Jacobs applauded MARTA’s new director, Keith Parker, and said the next steps for MARTA would be privatizing certain aspects of the company’s operations.

“Things like payroll and cleaning buses and trains are all privatized and all mandated in a new bill,” Jacobs said. He added MARTA “has turned around and is operating in black again.”

“This is significant because it enables us to start putting together something truly seamless,” Jacobs said. “One place we’ll definitely start working on is the website. Having a single website to plan a trip on MARTA and GRTA sounds like a no-brainer, but there is currently no place on the Internet to do that right now.”

Millar agreed that making updates and changes to the way MARTA functions and runs was important because regional transit is something the city has to have.

“I’m encouraged,” he said. “It’s about jobs and getting people to work, which is critical.
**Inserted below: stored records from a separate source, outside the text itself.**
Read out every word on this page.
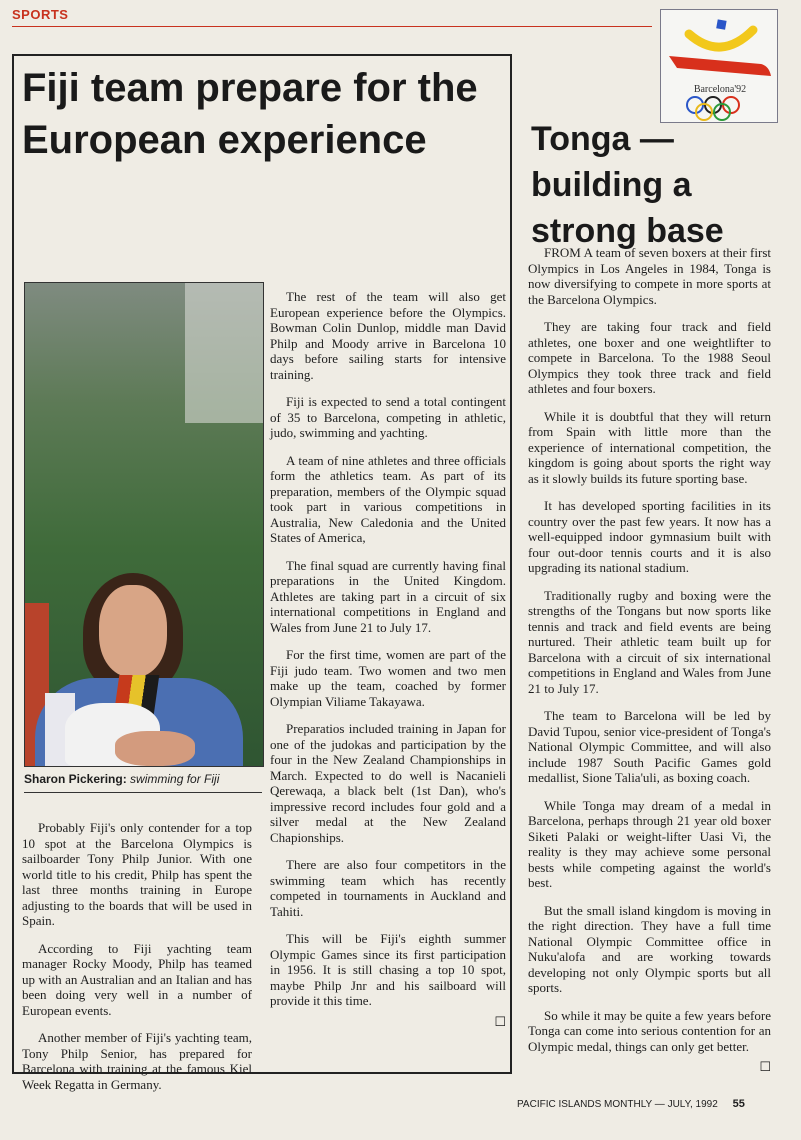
SPORTS
Barcelona'92
Sharon Pickering: swimming for Fiji

Probably Fiji's only contender for a top 10 spot at the Barcelona Olympics is sailboarder Tony Philp Junior. With one world title to his credit, Philp has spent the last three months training in Europe adjusting to the boards that will be used in Spain.

According to Fiji yachting team manager Rocky Moody, Philp has teamed up with an Australian and an Italian and has been doing very well in a number of European events.

Another member of Fiji's yachting team, Tony Philp Senior, has prepared for Barcelona with training at the famous Kiel Week Regatta in Germany.

The rest of the team will also get European experience before the Olympics. Bowman Colin Dunlop, middle man David Philp and Moody arrive in Barcelona 10 days before sailing starts for intensive training.

Fiji is expected to send a total contingent of 35 to Barcelona, competing in athletic, judo, swimming and yachting.

A team of nine athletes and three officials form the athletics team. As part of its preparation, members of the Olympic squad took part in various competitions in Australia, New Caledonia and the United States of America,

The final squad are currently having final preparations in the United Kingdom. Athletes are taking part in a circuit of six international competitions in England and Wales from June 21 to July 17.

For the first time, women are part of the Fiji judo team. Two women and two men make up the team, coached by former Olympian Viliame Takayawa.

Preparatios included training in Japan for one of the judokas and participation by the four in the New Zealand Championships in March. Expected to do well is Nacanieli Qerewaqa, a black belt (1st Dan), who's impressive record includes four gold and a silver medal at the New Zealand Chapionships.

There are also four competitors in the swimming team which has recently competed in tournaments in Auckland and Tahiti.

This will be Fiji's eighth summer Olympic Games since its first participation in 1956. It is still chasing a top 10 spot, maybe Philp Jnr and his sailboard will provide it this time.

☐
Fiji team prepare for the European experience	Tonga — building a strong base

FROM A team of seven boxers at their first Olympics in Los Angeles in 1984, Tonga is now diversifying to compete in more sports at the Barcelona Olympics.

They are taking four track and field athletes, one boxer and one weightlifter to compete in Barcelona. To the 1988 Seoul Olympics they took three track and field athletes and four boxers.

While it is doubtful that they will return from Spain with little more than the experience of international competition, the kingdom is going about sports the right way as it slowly builds its future sporting base.

It has developed sporting facilities in its country over the past few years. It now has a well-equipped indoor gymnasium built with four out-door tennis courts and it is also upgrading its national stadium.

Traditionally rugby and boxing were the strengths of the Tongans but now sports like tennis and track and field events are being nurtured. Their athletic team built up for Barcelona with a circuit of six international competitions in England and Wales from June 21 to July 17.

The team to Barcelona will be led by David Tupou, senior vice-president of Tonga's National Olympic Committee, and will also include 1987 South Pacific Games gold medallist, Sione Talia'uli, as boxing coach.

While Tonga may dream of a medal in Barcelona, perhaps through 21 year old boxer Siketi Palaki or weight-lifter Uasi Vi, the reality is they may achieve some personal bests while competing against the world's best.

But the small island kingdom is moving in the right direction. They have a full time National Olympic Committee office in Nuku'alofa and are working towards developing not only Olympic sports but all sports.

So while it may be quite a few years before Tonga can come into serious contention for an Olympic medal, things can only get better.

☐
PACIFIC ISLANDS MONTHLY — JULY, 1992 55
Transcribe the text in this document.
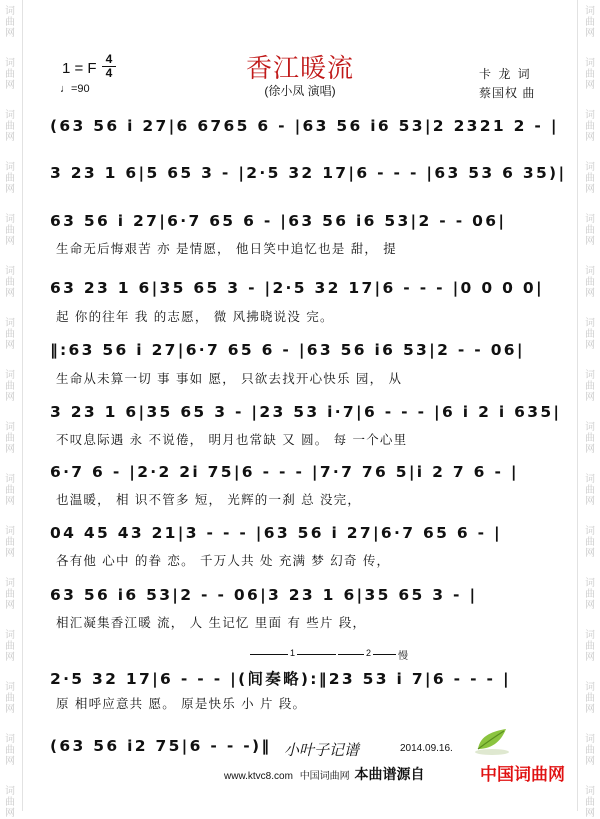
词
曲
网
词
曲
网
词
曲
网
词
曲
网
词
曲
网
词
曲
网
词
曲
网
词
曲
网
词
曲
网
词
曲
网
词
曲
网
词
曲
网
词
曲
网
词
曲
网
词
曲
网
词
曲
网
词
曲
网
词
曲
网
词
曲
网
词
曲
网
词
曲
网
词
曲
网
词
曲
网
词
曲
网
词
曲
网
词
曲
网
词
曲
网
词
曲
网
词
曲
网
词
曲
网
词
曲
网
词
曲
网
1 = F
4
4
♩=90
香江暖流
(徐小凤 演唱)
卡 龙 词
蔡国权 曲
(63 56 i 27|6 6765 6 - |63 56 i6 53|2 2321 2 - |
3 23 1 6|5 65 3 - |2·5 32 17|6 - - - |63 53 6 35)|
63 56 i 27|6·7 65 6 - |63 56 i6 53|2 - - 06|
生命无后悔艰苦 亦 是情愿， 他日笑中追忆也是 甜， 提
63 23 1 6|35 65 3 - |2·5 32 17|6 - - - |0 0 0 0|
起 你的往年 我 的志愿， 微 风拂晓说没 完。
‖:63 56 i 27|6·7 65 6 - |63 56 i6 53|2 - - 06|
生命从未算一切 事 事如 愿， 只欲去找开心快乐 园， 从
3 23 1 6|35 65 3 - |23 53 i·7|6 - - - |6 i 2 i 635|
不叹息际遇 永 不说倦， 明月也常缺 又 圆。 每 一个心里
6·7 6 - |2·2 2i 75|6 - - - |7·7 76 5|i 2 7 6 - |
也温暖， 相 识不管多 短， 光辉的一刹 总 没完，
04 45 43 21|3 - - - |63 56 i 27|6·7 65 6 - |
各有他 心中 的眷 恋。 千万人共 处 充满 梦 幻奇 传，
63 56 i6 53|2 - - 06|3 23 1 6|35 65 3 - |
相汇凝集香江暖 流， 人 生记忆 里面 有 些片 段，
1	2	慢
2·5 32 17|6 - - - |(间奏略):‖23 53 i 7|6 - - - |
原 相呼应意共 愿。 原是快乐 小 片 段。
(63 56 i2 75|6 - - -)‖ 小叶子记谱	2014.09.16.
www.ktvc8.com 中国词曲网 本曲谱源自	中国词曲网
We need mass transit for us to be successful.”

Millar said updates to safety, such as cameras on every bus, will be mandated to increase ridership.

Both Millar and Jacobs also spoke about their support for the medical marijuana and concealed weapons bills.

“The medical cannabis bill did pass the House because I think we recognized in this particular proposal that there are families in Georgia considering leaving this state for places like Colorado that do allow medical cannabis for treatment of seizure disorders,” Jacobs said.

“Frankly, the bill got overwhelming support and yes votes and only a handful of no’s in the House.

“I hope ultimately it will pass because it is the right thing to do for kids and families.”

Of the concealed weapons bill, Jacobs said he supported it because “folks who go through the process to get concealed carry permits are not the ones who are causing problems in society and folks causing problems are likely to get their hands on guns anyway.”